Hedeflerimizin başında, Ar-Ge odağımızı sürdürmek ve deneyim süreçlerini kusursuzlaştıracak yeni ürünler geliştirmek geliyor. Yeni pazarlara açılma konusundaki çalışmalarımıza devam ediyoruz. Avrupa’daki faaliyetlerimizi genişletmek amacıyla Türkçe konuşan müşteri temsilcilerinin istihdamı dışında; Almanca, İngilizce, Flemenkçe, Fransızca, Danca, İsveççe, Norveççe, Gürcüce gibi yabancı dil konuşan müşteri temsilcilerini kadromuza ekleyeceğiz. Grubumuz, kıtalar arası büyüme yolculuğunu Avrupa İmar ve Kalkınma Bankası’ndan (EBRD) aldığı 60 milyon avro değerindeki yatırımla hızlandırırken, bu yatırımı Türkiye operasyonları için de fırsata dönüştüreceğiz. Ar-Ge yatırımlarımıza grup çapında her yıl ortalama 1 milyon avro’nun üzerinde bütçe ayırıyoruz.
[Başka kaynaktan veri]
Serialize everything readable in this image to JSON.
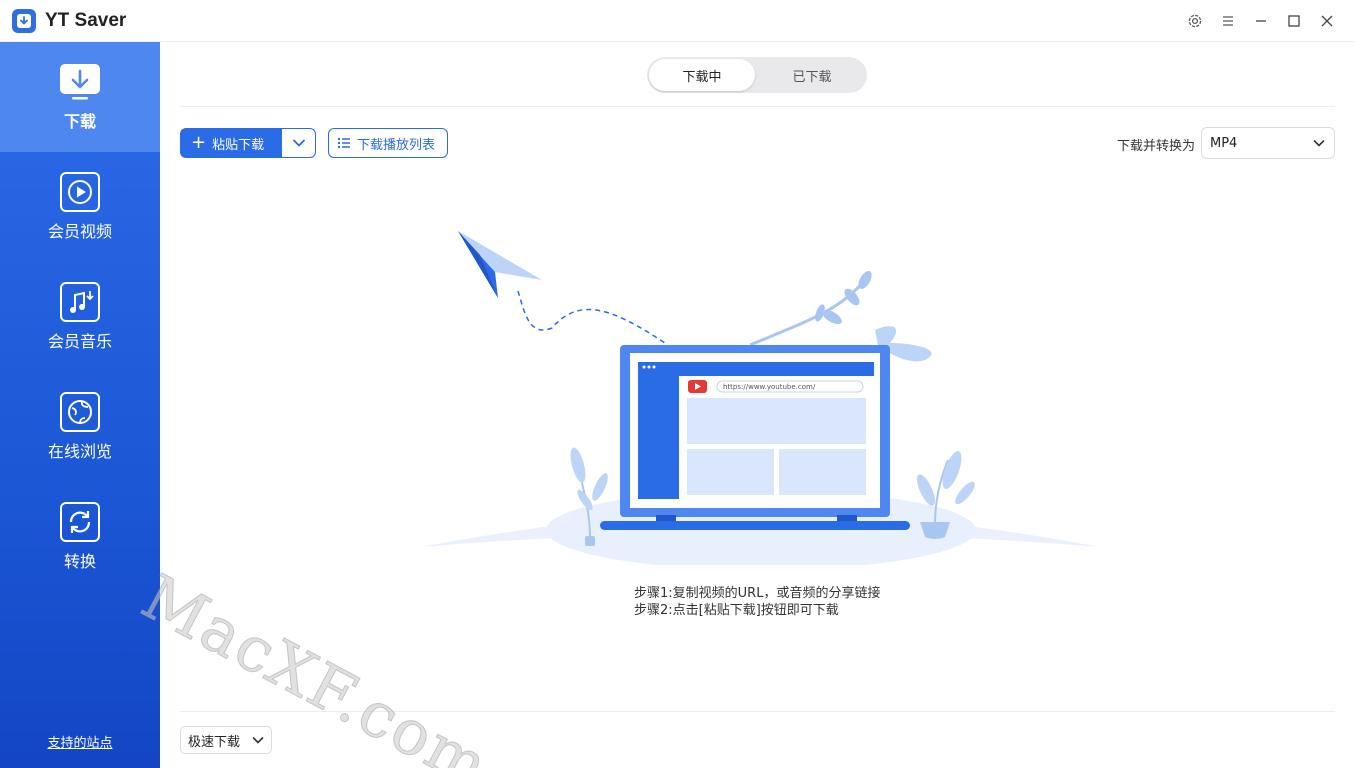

Bu yatırımlar ile 2024 yılında da grubun teknoloji üreten en önemli organizasyonu olmayı ve yeni iş kazanımlarının ciromuz içindeki oranını %10’un üzerine çıkararak büyümeyi sürdürmeyi, ürettiğimiz teknolojilerle 5 yıl içerisinde Avrupa’nın 3 büyük BPTO şirketinden biri olmayı amaçlıyoruz.
Mplus Group, Türkiye pazarını ve yürüttüğünüz çalışmaları nasıl değerlendiriyor?
Türkiye’nin dijital dönüşüm ve teknoloji alanındaki büyüme potansiyeli, grup için son derece önemli bir konu. Mplus Group, Türkiye pazarını büyüme potansiyeli olan bir pazar olarak görüyor. Zaten halihazırda grubun en büyük operasyonu ve süreç yazılımları tedarikçisiyiz. Grubun hedefi, Türkiye’deki operasyonlarını güçlendirerek, bölgedeki liderliğini pekiştirmek.